I see very little opportunity for automating a significant part of this.

Once you have this information, going to the intermediate state where
.create() is just a wrapper that sets properties and calls realize is
fairly easy. Maybe we can have QAPI support for this so that you can
request generation of the wrapper function in the schema. Then you would
just have to set the pointer to it in .class_init.

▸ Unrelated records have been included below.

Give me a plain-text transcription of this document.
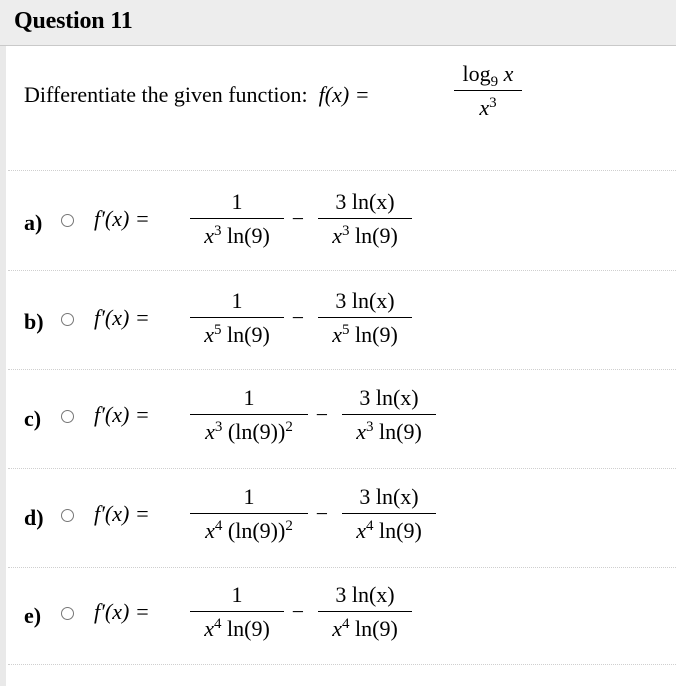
Question 11
Differentiate the given function: f(x) =
$\log_9 x$
$x^3$
a) f′(x) =
1
$x^3$ ln(9)
−
3 ln(x)
$x^3$ ln(9)
b) f′(x) =
1
$x^5$ ln(9)
−
3 ln(x)
$x^5$ ln(9)
c) f′(x) =
1
$x^3$ $(\ln(9))^2$	−
3 ln(x)
$x^3$ ln(9)
d) f′(x) =
1
$x^4$ $(\ln(9))^2$	−
3 ln(x)
$x^4$ ln(9)
e) f′(x) =
1
$x^4$ ln(9)
−
3 ln(x)
$x^4$ ln(9)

> In other words, I'd prefer to have compatibility layer(s) that
> would make the same implementation work with the both old-style
> and new-style APIs for creating devices.  Maybe this would
> involve generating QAPI code from QOM/qdev property lists, and/or
> generating qdev property registration code from the QAPI schema,
> I don't know.
> Providing a compatibility layer would also help us be more
> confident that there are no gaps in the abstractions provided by
> the two systems (QOM properties and QAPI schema) that we still
> need to address.

qdev properties could be more useful to generate at least a skeleton
schema from than generic QOM properties. But there will still be large
parts that a human needs to do.

My concern with the compatibility layer is just that it could happen
more easily that we're stuck with it forever.